Passeport pour instruments

Pour entrer sur le territoire américain, le musicien doit dorénavant être en mesure de prouver aux autorités douanières que l’instrument en sa possession ne contient pas d’ivoire d’éléphant d’Afrique ou que celui-ci est issu des stocks datant d’avant 1973, date du moratoire international. Dans le cas des matériaux similaires - tels que que l’os, l’ivoire de mammouth et l’ivoire végétal -, ils sont autorisés, mais le détenteur doit également être en mesure de le prouver hors de tout doute, au moyen d’une expertise. Pour ce faire, les pays membres de la CITES8 ont mis en place un système de passeport pour les instruments de musique, facilitant ainsi les déplacements des musiciens en provenance de ces pays9. Si les voyageurs ne se conforment pas à la réglementation en vigueur, leur instrument risque d’être saisi et ils sont passibles d’une amende.

Archets saisis

Les musiciens du Budapest Orchestra Festival l’ont appris à leurs dépens, tel que le raconte le blog Artsbeats du New York Times10. Sept de leurs archets ont été saisis par la douane américaine, à l’aéroport J.F. Kennedy à New York en mai dernier. Pourtant, le directeur exécutif de l’orchestre, Stefan Englert, affirme que l’orchestre s’était soumis à toutes les formalités officielles nécessaires et que les archets en question ne contenaient pas d’ivoire prohibé. D’après les propos des musiciens rapportés dans ce même article :  même pour les spécialistes, il est souvent difficile de faire la différence entre l’ivoire d’éléphant et ses substituts. Alors, s’il faut prouver la provenance des stocks - à plus forte raison si le luthier ou le facteur de l’instrument est décédé -, cela devient pratiquement mission impossible.

— Charles-Etienne Marchand

1 - La stratégie nationale pour combattre le trafic des espèces sauvages menacées.

2 - Le service américain pour les espèces marines, la faune et la flore.

3 - En anglais : Convention on International Trade of Endangered Species, CITES.

4 - Violons, altos, violoncelles, contrebasses.

5 - Source Wikipedia : «C'est elle qui, en coulissant, assure la tension des crins. Souvent faite d'ébène et de métal, on en rencontre en os, en ivoire ou en écaille. Elle est généralement ornée d'un grain de nacre.

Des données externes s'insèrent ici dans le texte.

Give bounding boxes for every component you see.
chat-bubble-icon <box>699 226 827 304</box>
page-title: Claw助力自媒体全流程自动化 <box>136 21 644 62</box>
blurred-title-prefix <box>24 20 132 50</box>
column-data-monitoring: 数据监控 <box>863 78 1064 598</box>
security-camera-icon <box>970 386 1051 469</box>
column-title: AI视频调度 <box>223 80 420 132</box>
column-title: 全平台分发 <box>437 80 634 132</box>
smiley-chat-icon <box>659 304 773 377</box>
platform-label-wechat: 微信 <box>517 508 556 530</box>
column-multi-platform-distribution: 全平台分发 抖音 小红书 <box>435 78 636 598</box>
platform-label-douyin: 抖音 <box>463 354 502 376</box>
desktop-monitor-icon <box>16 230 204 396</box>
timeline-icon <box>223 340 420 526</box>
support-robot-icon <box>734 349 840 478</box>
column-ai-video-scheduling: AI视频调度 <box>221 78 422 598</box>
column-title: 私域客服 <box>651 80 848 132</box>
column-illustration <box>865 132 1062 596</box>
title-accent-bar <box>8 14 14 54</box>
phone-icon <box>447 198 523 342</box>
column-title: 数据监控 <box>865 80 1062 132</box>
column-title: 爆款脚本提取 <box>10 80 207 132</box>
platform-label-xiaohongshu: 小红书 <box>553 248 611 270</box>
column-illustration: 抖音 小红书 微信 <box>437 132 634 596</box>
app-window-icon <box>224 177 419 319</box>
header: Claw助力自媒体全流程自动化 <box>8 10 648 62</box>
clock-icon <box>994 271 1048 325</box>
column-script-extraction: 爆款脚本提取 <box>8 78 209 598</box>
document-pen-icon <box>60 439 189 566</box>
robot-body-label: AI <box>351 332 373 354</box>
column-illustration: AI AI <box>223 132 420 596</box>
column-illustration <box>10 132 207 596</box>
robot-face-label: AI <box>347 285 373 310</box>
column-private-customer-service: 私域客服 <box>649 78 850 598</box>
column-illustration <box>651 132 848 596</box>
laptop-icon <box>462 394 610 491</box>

C'est à cause de sa forme rappelant le talon d'une chaussure que l'on désigne par talon le placement de l'archet sur la corde à ce niveau-ci. »

6 - Flûte traversière baroque.

7 - www.wilderdavis.com/fr/en-savoir-plus/os-et-ivoires-l-origine-plaques-de-tete.

8 - Voir la note n° 3.

9 - Liste des pays et territoires non-membres de CITES : Andorre, République démocratique populaire de Corée, îles Féroé États fédérés de Micronésie, îles Kiribati et Marshall, République de Nauru, Soudan du Sud, République du Tadjikistan, Timor oriental, Royaume des Tonga, République du Turkménistan, Les Tuvalu, État de la cite du Vatican.